L’article 2 de la loi du 13 juin 2005 relative aux communications électroniques (ci-après la loi télécom) comprend des définitions utiles pour cette matière : service téléphonique accessible au public (22°), appel (22/1°), identification de la ligne appelante (56°), identification de l’appelant (57°), service d’urgence (58°), numéro d’urgence (59°), appel d’urgence (60°), centrale de gestion des appels d’urgence (61°) et zone d’activité d’une centrale de gestion (62). 

Les articles 4/1 et 115 de la loi télécom règlent la question de la priorité d’accès des services d’urgence aux réseaux et services des opérateurs et pour la levée des dérangements. 

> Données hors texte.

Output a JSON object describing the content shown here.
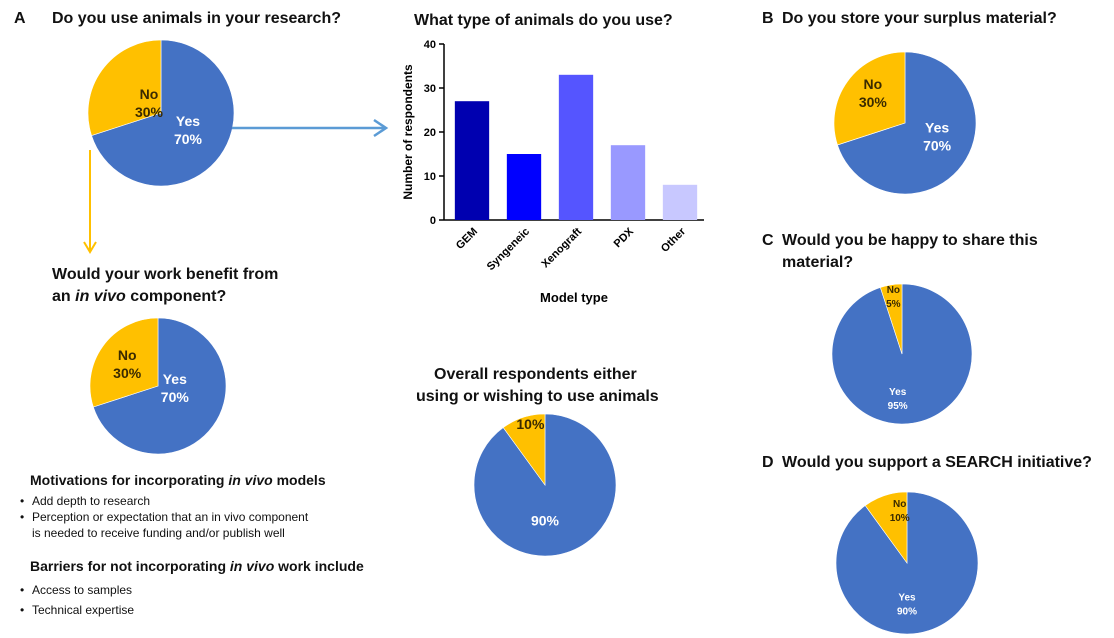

L’article 107 de la loi télécom est consacré à l’obligation pour les opérateurs de donner accès aux services d’urgence.  Cet article 107 a été mis en œuvre par les arrêtés suivants : 
  1. l’arrêté royal du 2 février 2007 relatif aux services d'urgence en exécution de l'article 107, § 1er et § 3, de la loi du 13 juin 2005 relative aux communications électroniques, et portant des dispositions diverses en matière de communications électroniques pour les services d'urgence ; 
  2. l’arrêté royal du 27 avril 2007 portant des dispositions pour la fourniture de données de localisation pour des appels d'urgence émanant de réseaux mobiles conformément à l'article 107, § 3, de la loi du 13 juin 2005 relative aux communications électroniques ; 
  3. l’arrêté ministériel du 4 juin 2007 fixant les mesures administratives et techniques afin de permettre aux services d'urgence offrant de l'aide à distance de lutter contre les appels malveillants ; 
  4. l’arrêté ministériel du 5 mars 2014 fixant la solution technique que les opérateurs fournissant ou revendant des services mobiles de la deuxième génération doivent implémenter pour que les services d'urgence offrant de l'aide sur place puissent être joints par un message texte.  

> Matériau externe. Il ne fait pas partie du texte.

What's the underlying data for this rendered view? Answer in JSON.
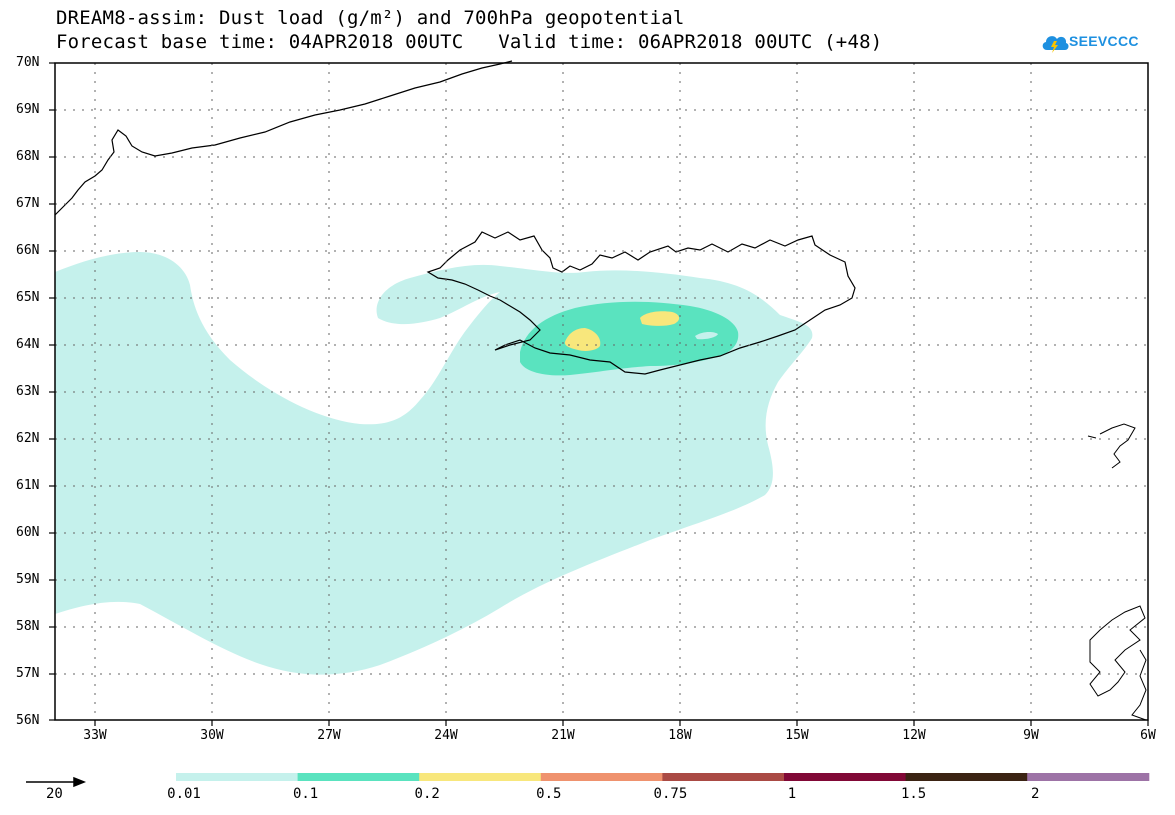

La décision du Conseil de l'IBPT du 14/12/2017 concernant les seuils et les modalités de notification d’incidents de sécurité dans le secteur des communications électroniques indique dans quelle circonstance et selon quelles formalités un opérateur doit notifier à l’IBPT un incident affectant l’accès aux services d’urgence.  

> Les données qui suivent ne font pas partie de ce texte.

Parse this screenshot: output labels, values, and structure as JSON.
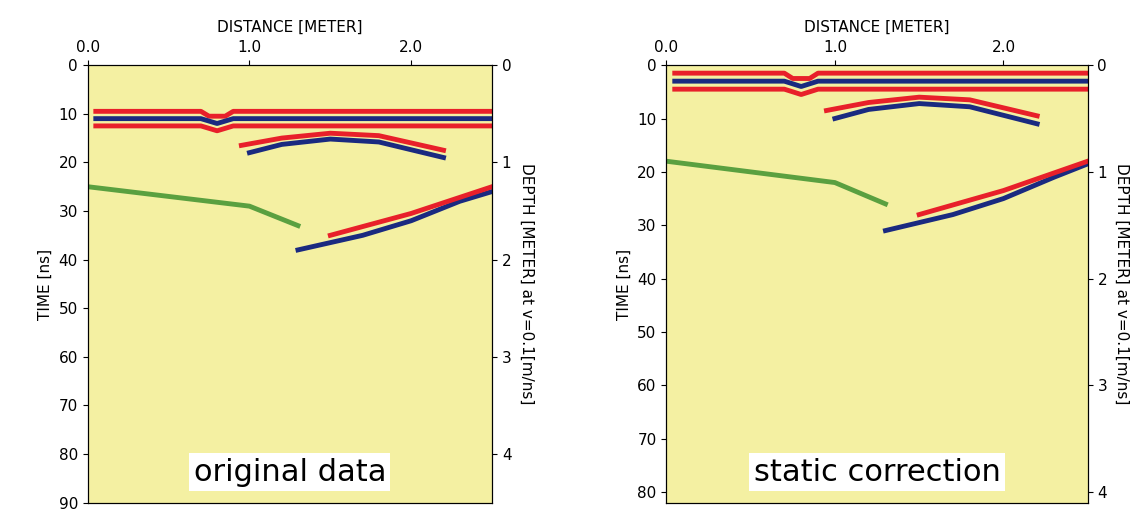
{
  "chart_data": [
    {
      "type": "line",
      "annotation": "original data",
      "x_label": "DISTANCE [METER]",
      "y_label": "TIME [ns]",
      "y2_label": "DEPTH [METER] at v=0.1[m/ns]",
      "xlim": [
        0,
        2.5
      ],
      "xticks": [
        0.0,
        1.0,
        2.0
      ],
      "ylim": [
        90,
        0
      ],
      "yticks": [
        0,
        10,
        20,
        30,
        40,
        50,
        60,
        70,
        80,
        90
      ],
      "y2lim": [
        4.5,
        0
      ],
      "y2ticks": [
        0,
        1,
        2,
        3,
        4
      ],
      "grid": false,
      "series": [
        {
          "color": "#e8202a",
          "x": [
            0.05,
            0.7,
            0.75,
            0.85,
            0.9,
            2.5
          ],
          "values": [
            9.5,
            9.5,
            10.5,
            10.5,
            9.5,
            9.5
          ]
        },
        {
          "color": "#1a2a80",
          "x": [
            0.05,
            0.7,
            0.8,
            0.9,
            2.5
          ],
          "values": [
            11,
            11,
            12,
            11,
            11
          ]
        },
        {
          "color": "#e8202a",
          "x": [
            0.05,
            0.7,
            0.8,
            0.9,
            2.5
          ],
          "values": [
            12.5,
            12.5,
            13.5,
            12.5,
            12.5
          ]
        },
        {
          "color": "#e8202a",
          "x": [
            0.95,
            1.2,
            1.5,
            1.8,
            2.2
          ],
          "values": [
            16.5,
            15,
            14,
            14.5,
            17.5
          ]
        },
        {
          "color": "#1a2a80",
          "x": [
            1.0,
            1.2,
            1.5,
            1.8,
            2.2
          ],
          "values": [
            18,
            16.3,
            15.2,
            15.8,
            19
          ]
        },
        {
          "color": "#5aa040",
          "x": [
            0.0,
            0.5,
            1.0,
            1.3
          ],
          "values": [
            25,
            27,
            29,
            33
          ]
        },
        {
          "color": "#1a2a80",
          "x": [
            1.3,
            1.7,
            2.0,
            2.3,
            2.5
          ],
          "values": [
            38,
            35,
            32,
            28,
            26
          ]
        },
        {
          "color": "#e8202a",
          "x": [
            1.5,
            2.0,
            2.5
          ],
          "values": [
            35,
            30.5,
            25
          ]
        }
      ]
    },
    {
      "type": "line",
      "annotation": "static correction",
      "x_label": "DISTANCE [METER]",
      "y_label": "TIME [ns]",
      "y2_label": "DEPTH [METER] at v=0.1[m/ns]",
      "xlim": [
        0,
        2.5
      ],
      "xticks": [
        0.0,
        1.0,
        2.0
      ],
      "ylim": [
        82,
        0
      ],
      "yticks": [
        0,
        10,
        20,
        30,
        40,
        50,
        60,
        70,
        80
      ],
      "y2lim": [
        4.1,
        0
      ],
      "y2ticks": [
        0,
        1,
        2,
        3,
        4
      ],
      "grid": false,
      "series": [
        {
          "color": "#e8202a",
          "x": [
            0.05,
            0.7,
            0.75,
            0.85,
            0.9,
            2.5
          ],
          "values": [
            1.5,
            1.5,
            2.5,
            2.5,
            1.5,
            1.5
          ]
        },
        {
          "color": "#1a2a80",
          "x": [
            0.05,
            0.7,
            0.8,
            0.9,
            2.5
          ],
          "values": [
            3,
            3,
            4,
            3,
            3
          ]
        },
        {
          "color": "#e8202a",
          "x": [
            0.05,
            0.7,
            0.8,
            0.9,
            2.5
          ],
          "values": [
            4.5,
            4.5,
            5.5,
            4.5,
            4.5
          ]
        },
        {
          "color": "#e8202a",
          "x": [
            0.95,
            1.2,
            1.5,
            1.8,
            2.2
          ],
          "values": [
            8.5,
            7,
            6,
            6.5,
            9.5
          ]
        },
        {
          "color": "#1a2a80",
          "x": [
            1.0,
            1.2,
            1.5,
            1.8,
            2.2
          ],
          "values": [
            10,
            8.3,
            7.2,
            7.8,
            11
          ]
        },
        {
          "color": "#5aa040",
          "x": [
            0.0,
            0.5,
            1.0,
            1.3
          ],
          "values": [
            18,
            20,
            22,
            26
          ]
        },
        {
          "color": "#1a2a80",
          "x": [
            1.3,
            1.7,
            2.0,
            2.3,
            2.5
          ],
          "values": [
            31,
            28,
            25,
            21,
            18.5
          ]
        },
        {
          "color": "#e8202a",
          "x": [
            1.5,
            2.0,
            2.5
          ],
          "values": [
            28,
            23.5,
            18
          ]
        }
      ]
    }
  ]
}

L’article 107/1 de la loi télécom est consacré au fonds pour les services d’urgence offrant de l’aide sur place. Cet article 107/1 a été mise en œuvre par les arrêtés royaux suivants :

  1. l’arrêté royal du 2 avril 2014 fixant les modalités de fonctionnement du fonds pour les services d’urgence offrant de l’aide sur place ;
  2. l’arrêté royal du 2 avril 2014 fixant les modalités pour le remboursement par le fonds pour les services d’urgence offrant de l’aide sur place d’une éventuelle surcompensation;
  3. l’arrêté royal du 2 avril 2014 fixant les principes sur la base desquels l’Institut belge des services postaux et des télécommunications vérifie et approuve le calcul et le montant des coûts dont le remboursement est réclamé au fonds pour les services d’urgence offrant de l’aide sur place.